First, navigate to the model directory and run the prepare_model.sh script. This script requires an S3 bucket name as an argument, which will be used to upload the model. Please make sure the bucket name is located in the same region as the CDK deployment.
cd source/model/
./prepare_model.sh -s <Your S3 Bucket Name>
Next, navigate to the ETL code directory. Depending on your region, you will use either the Dockerfile or DockerfileCN. The model.sh script requires the Dockerfile, ETL image name, AWS region, and ETL image tag as arguments. The ETL image will be pushed to your ECR repo with the image name you specified.
cd source/model/etl/code
sh model.sh <./Dockerfile or ./DockerfileCN> <EtlImageName> <AWS_REGION> <EtlImageTag>
For example, to prepare ETL model asset in the GCR (Greater China) region, the command is:
sh model.sh ./DockerfileCN llm-bot-cn cn-northwest-1 latest
Finally, if this is the first time using Amazon OpenSearch in this account, you will need to create a service-linked role for Amazon OpenSearch Service. This role is necessary to allow Amazon OpenSearch Service to manage resources on your behalf.
aws iam create-service-linked-role --aws-service-name es.amazonaws.com
cd source/portal
npm install
npm run build
Please make sure docker is installed and the CDK command is executed in the same region of the model files which are uploaded in previous step.
Login to AWS ECR Public to pull the image from the public repository.
aws ecr-public get-login-password --region us-east-1 | docker login --username AWS --password-stdin public.ecr.aws
Start the deployment by executing the following command:
cd source/infrastructure
npx cdk deploy --parameters S3ModelAssets=<Your S3 Bucket Name> --parameters SubEmail=<Your email address> --parameters EtlImageName=<Your ETL model name> --parameters ETLTag=<Your ETL tag name>
To deploy the offline process only, you can configure context parameters to skip the online process.

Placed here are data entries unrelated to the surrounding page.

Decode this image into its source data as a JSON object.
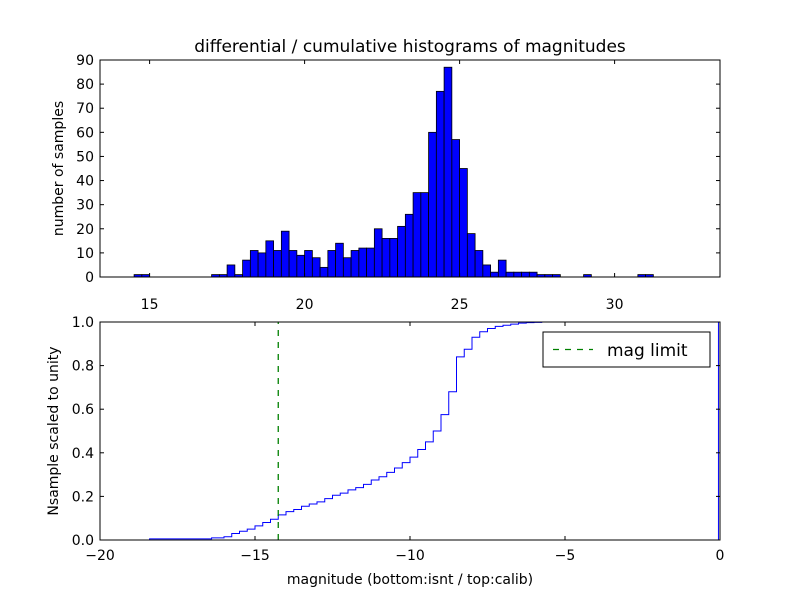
{
  "chart_data": [
    {
      "type": "bar",
      "title": "differential / cumulative histograms of magnitudes",
      "ylabel": "number of samples",
      "xlabel": "",
      "xlim": [
        13.4,
        33.4
      ],
      "ylim": [
        0,
        90
      ],
      "xticks": [
        15,
        20,
        25,
        30
      ],
      "xtick_labels": [
        "15",
        "20",
        "25",
        "30"
      ],
      "yticks": [
        0,
        10,
        20,
        30,
        40,
        50,
        60,
        70,
        80,
        90
      ],
      "ytick_labels": [
        "0",
        "10",
        "20",
        "30",
        "40",
        "50",
        "60",
        "70",
        "80",
        "90"
      ],
      "bar_color": "#0000ff",
      "bin_width": 0.25,
      "bins_start": [
        14.5,
        14.75,
        17.0,
        17.25,
        17.5,
        17.75,
        18.0,
        18.25,
        18.5,
        18.75,
        19.0,
        19.25,
        19.5,
        19.75,
        20.0,
        20.25,
        20.5,
        20.75,
        21.0,
        21.25,
        21.5,
        21.75,
        22.0,
        22.25,
        22.5,
        22.75,
        23.0,
        23.25,
        23.5,
        23.75,
        24.0,
        24.25,
        24.5,
        24.75,
        25.0,
        25.25,
        25.5,
        25.75,
        26.0,
        26.25,
        26.5,
        26.75,
        27.0,
        27.25,
        27.5,
        27.75,
        28.0,
        29.0,
        30.75,
        31.0
      ],
      "counts": [
        1,
        1,
        1,
        1,
        5,
        1,
        7,
        11,
        10,
        15,
        11,
        19,
        11,
        9,
        11,
        8,
        4,
        11,
        14,
        8,
        11,
        12,
        12,
        20,
        16,
        16,
        21,
        26,
        35,
        35,
        60,
        77,
        87,
        57,
        45,
        18,
        11,
        5,
        2,
        7,
        2,
        2,
        2,
        2,
        1,
        1,
        1,
        1,
        1,
        1
      ]
    },
    {
      "type": "line",
      "step": true,
      "xlabel": "magnitude (bottom:isnt / top:calib)",
      "ylabel": "Nsample scaled to unity",
      "xlim": [
        -20,
        0
      ],
      "ylim": [
        0,
        1.0
      ],
      "xticks": [
        -20,
        -15,
        -10,
        -5,
        0
      ],
      "xtick_labels": [
        "−20",
        "−15",
        "−10",
        "−5",
        "0"
      ],
      "yticks": [
        0,
        0.2,
        0.4,
        0.6,
        0.8,
        1.0
      ],
      "ytick_labels": [
        "0.0",
        "0.2",
        "0.4",
        "0.6",
        "0.8",
        "1.0"
      ],
      "series": [
        {
          "name": "cumulative",
          "color": "#0000ff",
          "x": [
            -20,
            -18.6,
            -18.4,
            -16.8,
            -16.4,
            -16.0,
            -15.75,
            -15.5,
            -15.25,
            -15.0,
            -14.75,
            -14.5,
            -14.25,
            -14.0,
            -13.75,
            -13.5,
            -13.25,
            -13.0,
            -12.75,
            -12.5,
            -12.25,
            -12.0,
            -11.75,
            -11.5,
            -11.25,
            -11.0,
            -10.75,
            -10.5,
            -10.25,
            -10.0,
            -9.75,
            -9.5,
            -9.25,
            -9.0,
            -8.75,
            -8.5,
            -8.25,
            -8.0,
            -7.75,
            -7.5,
            -7.25,
            -7.0,
            -6.75,
            -6.5,
            -6.25,
            -6.0,
            -5.75,
            -0.05
          ],
          "y": [
            0.0,
            0.0,
            0.005,
            0.005,
            0.01,
            0.015,
            0.03,
            0.04,
            0.05,
            0.065,
            0.08,
            0.095,
            0.115,
            0.13,
            0.14,
            0.155,
            0.165,
            0.175,
            0.19,
            0.205,
            0.215,
            0.23,
            0.24,
            0.255,
            0.275,
            0.29,
            0.31,
            0.33,
            0.355,
            0.38,
            0.415,
            0.45,
            0.5,
            0.575,
            0.68,
            0.84,
            0.875,
            0.93,
            0.955,
            0.97,
            0.98,
            0.985,
            0.99,
            0.995,
            0.997,
            0.998,
            1.0,
            1.0
          ]
        },
        {
          "name": "mag limit",
          "color": "#008000",
          "dashed": true,
          "x": [
            -14.25,
            -14.25
          ],
          "y": [
            0,
            1.0
          ]
        }
      ],
      "legend": {
        "entries": [
          "mag limit"
        ],
        "position": "top-right"
      }
    }
  ]
}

npx cdk deploy --parameters S3ModelAssets=<Your S3 Bucket Name> --parameters SubEmail=<Your email address> --parameters EtlImageName=<Your ETL model name> --parameters ETLTag=<Your ETL tag name> --context DeploymentMode="OFFLINE_EXTRACT"
Parameter | Description |
---|---|
S3ModelAssets | Your bucket name to store models |
SubEmail | Your email address to receive notifications |
OpenSearchIndex | OpenSearch index name to store the knowledge, if the index is not existed, the solution will create one |
EtlImageName | ETL image name, eg. etl-model, it is set when you executing source/model/etl/code/model.sh script |
EtlTag | ETL tag, eg. latest, v1.0, v2.0, the default value is latest, it is set when you executing source/model/etl/code/model.sh script |
Context | Description |
---|---|
DeploymentMode | The mode for deployment. There are three modes: OFFLINE_EXTRACT , OFFLINE_OPENSEARCH , and ALL . Default deployment mode is ALL . |
LayerPipOption | The configuration option for the Python package installer (pip) for the Lambda layer. Please use it to set PyPi mirror(e.g. -i https://pypi.tuna.tsinghua.edu.cn/simple) when your local development environment is in GCR region. Default LayerPipOption is set to ``. |
After CDK deployment, you can use a HTTP client such as Postman/cURL to invoke the API by following below API schema.
- LLM API Schema: send question to LLM and get a response.
- ETL API Schema: upload knowledge to vector database.
- AOS API Schema: search data in the vector database.
For detailed test information, please refer to the Test Doc
Upload the embedding file to the S3 bucket created in the previous step. This object created event will trigger the Step function to execute Glue job for online processing.
aws s3 cp <Your documents> s3://llm-bot-documents-<Your account id>-<region>/<Your S3 bucket prefix>/
Try the Bedrock tutorial to quickly get through the bedrock model & langchain.
See CONTRIBUTING for more information.
This project is licensed under the Apache-2.0 License.